Step 1 — Compose the prompt
Plan in this exact order before calling any tool:
- Subject + composition — what is in the frame, where, at what scale; eye-line and crop.
- Lighting + mood — natural / studio / moody; warm / cool; key plus rim plus fill; time of day if outdoor.
- Palette + textures — hex anchors when the user gave a brand palette; otherwise a 3-word mood tag (e.g. "muted ochre + ink").
- Camera / lens — only if the user wants photographic realism ("85mm portrait, shallow DOF") or a specific film stock.
- What to avoid — common AI-slop patterns ("no extra fingers, no warped text, no logo placeholders").
Step 2 — Dispatch via the media contract
Use the unified dispatcher — do not call upstream provider APIs by hand. Run from your shell tool:
node "$OD_BIN" media generate \
--project "$OD_PROJECT_ID" \
--surface image \
--model "<imageModel from metadata>" \
--aspect "<imageAspect from metadata>" \
--output "<short-descriptive-name>.png" \
--prompt "<the full assembled prompt from Step 1>"

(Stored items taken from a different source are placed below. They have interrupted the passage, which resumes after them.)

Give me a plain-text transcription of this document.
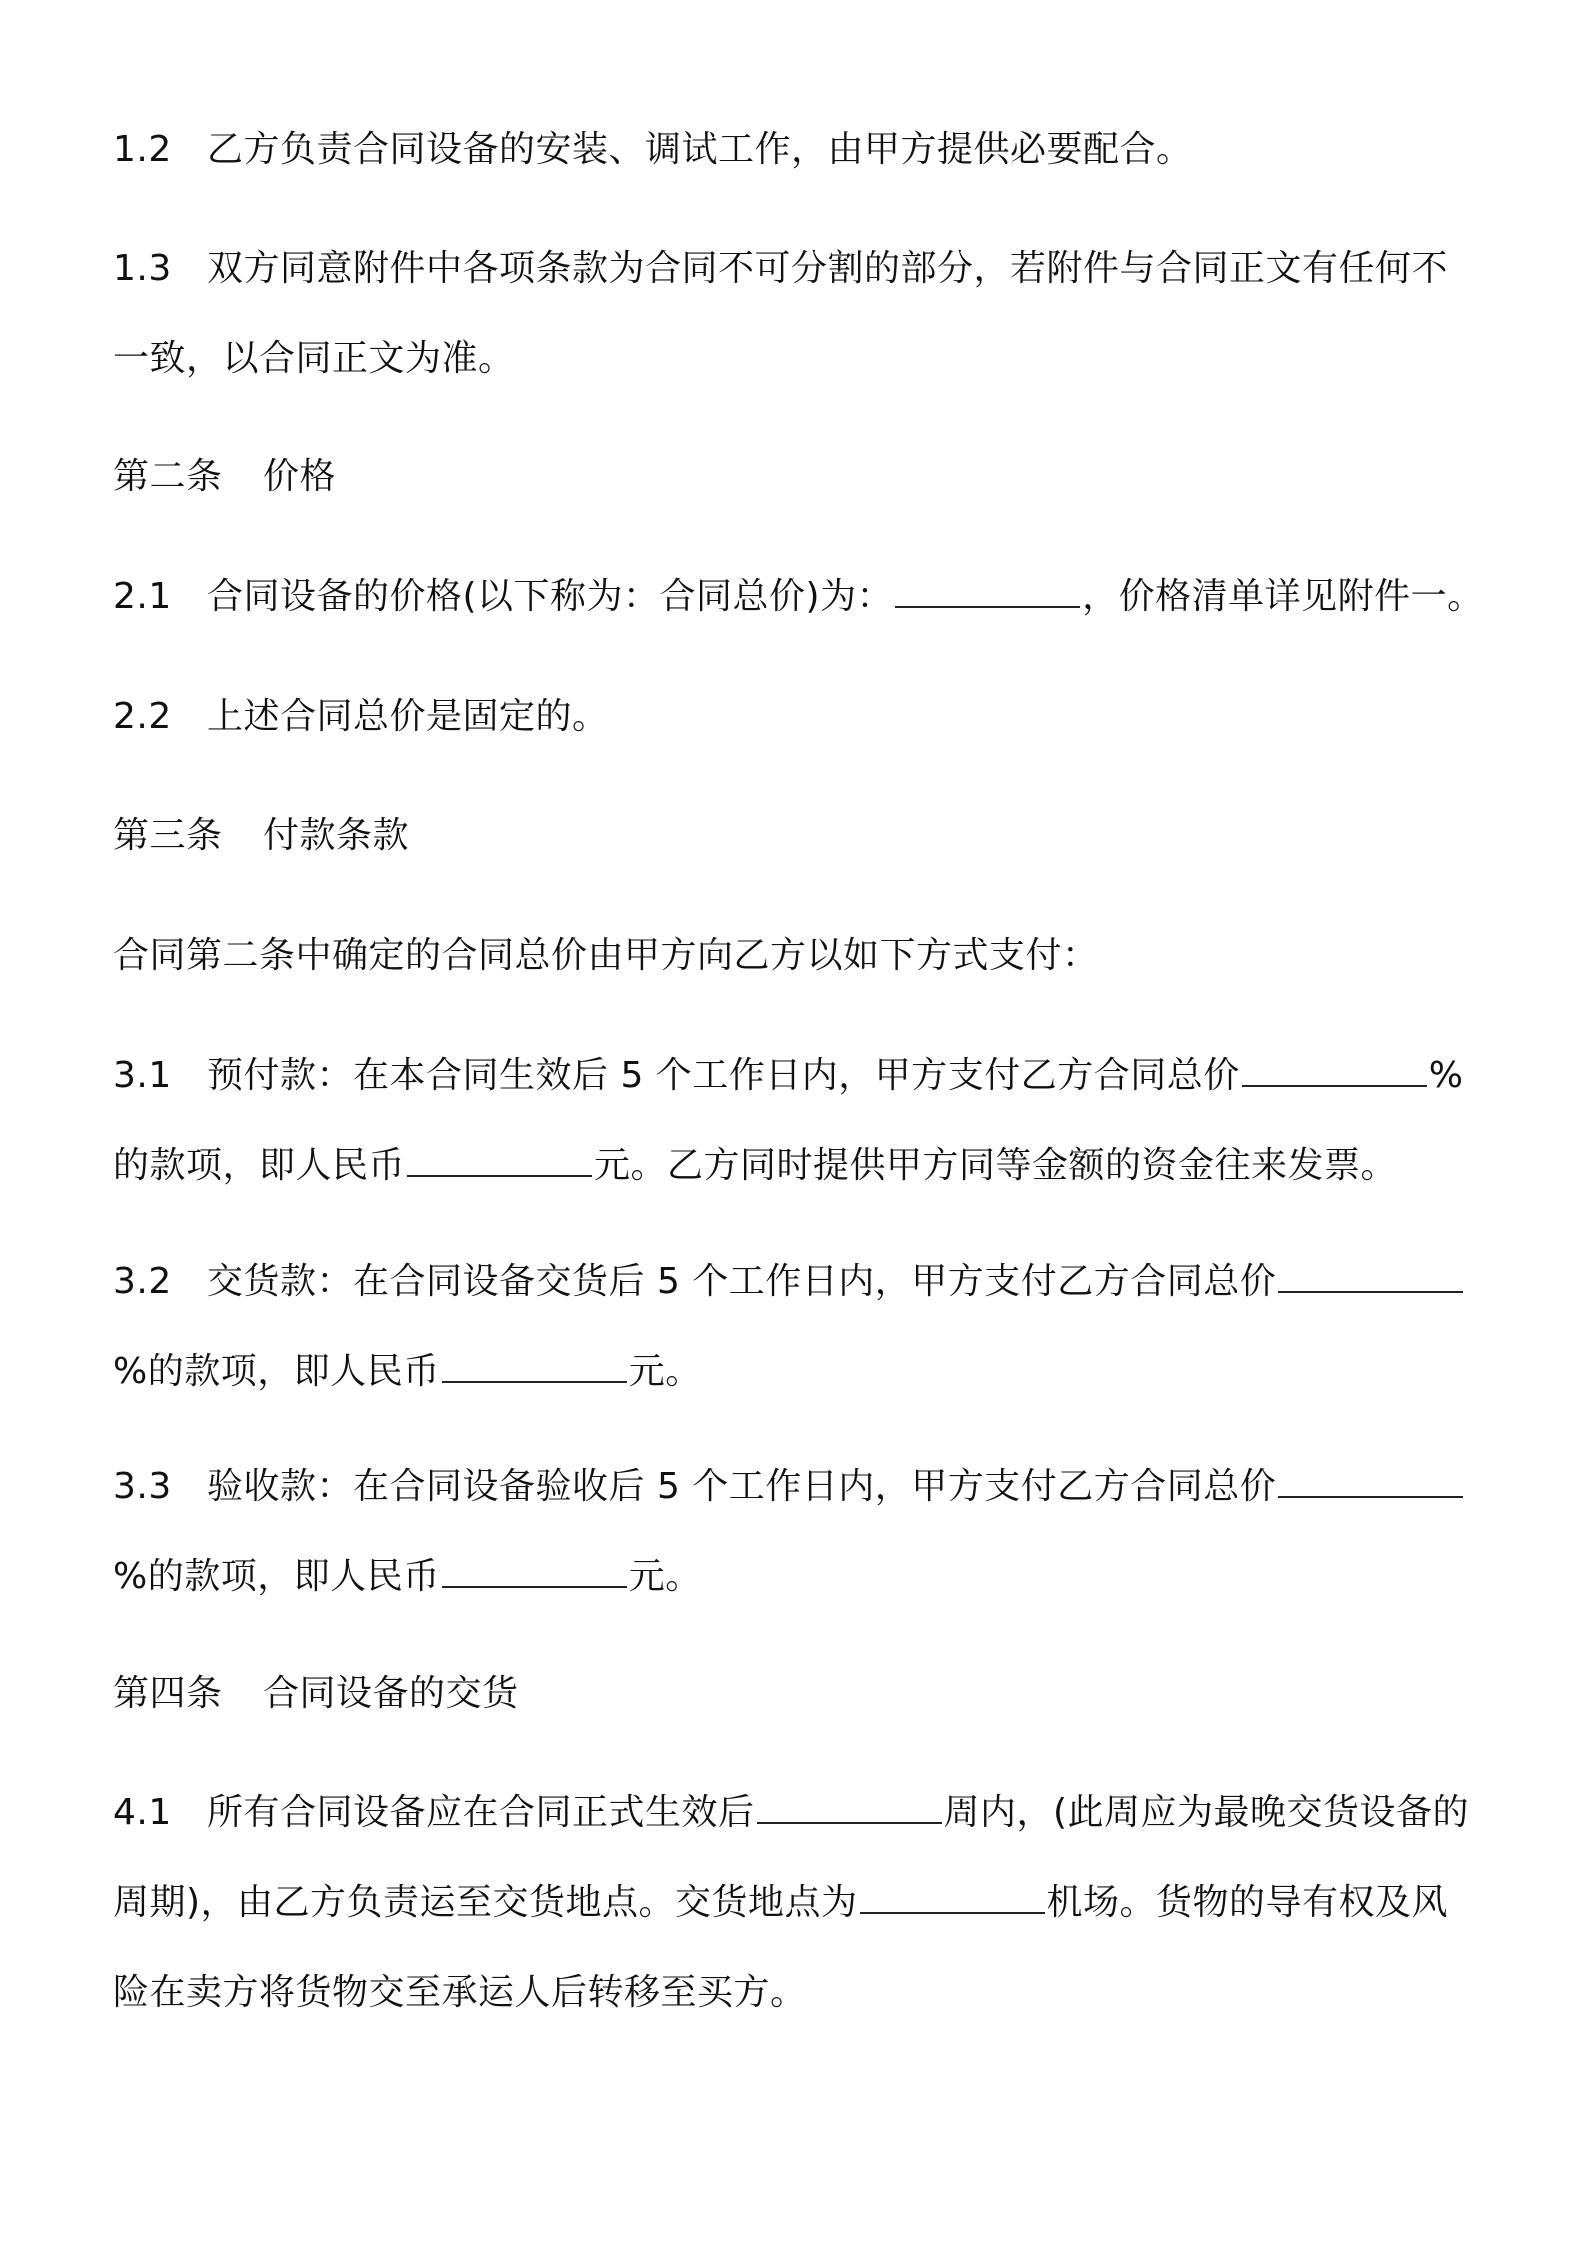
1.2 乙方负责合同设备的安装、调试工作，由甲方提供必要配合。

1.3 双方同意附件中各项条款为合同不可分割的部分，若附件与合同正文有任何不一致，以合同正文为准。

第二条 价格

2.1 合同设备的价格(以下称为：合同总价)为：	，价格清单详见附件一。

2.2 上述合同总价是固定的。

第三条 付款条款

合同第二条中确定的合同总价由甲方向乙方以如下方式支付：

3.1 预付款：在本合同生效后 5 个工作日内，甲方支付乙方合同总价	%的款项，即人民币	元。乙方同时提供甲方同等金额的资金往来发票。

3.2 交货款：在合同设备交货后 5 个工作日内，甲方支付乙方合同总价%的款项，即人民币	元。

3.3 验收款：在合同设备验收后 5 个工作日内，甲方支付乙方合同总价%的款项，即人民币	元。

第四条 合同设备的交货

4.1 所有合同设备应在合同正式生效后	周内，(此周应为最晚交货设备的周期)，由乙方负责运至交货地点。交货地点为	机场。货物的导有权及风险在卖方将货物交至承运人后转移至买方。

The command prints one line of JSON: {"file": {"name": "...", ...}}.
The daemon writes the bytes into the project folder; the FileViewer
picks it up automatically.
Step 3 — Hand off
Reply with a one-paragraph summary of the prompt you used and the
filename returned by the dispatcher (e.g. I generated hero-poster.png
with gpt-image-2 at 1:1.). Do not emit an <artifact> tag.
Hard rules
- One image per turn unless asked for variations.
- Honor
imageAspectexactly — the upstream cost is the same; matching the aspect avoids a re-render. - No filler typography in the image itself unless the user asked for in-frame text. Real copy beats lorem.
- Save every render — never describe an image without producing the file. The user expects something to open in the file viewer.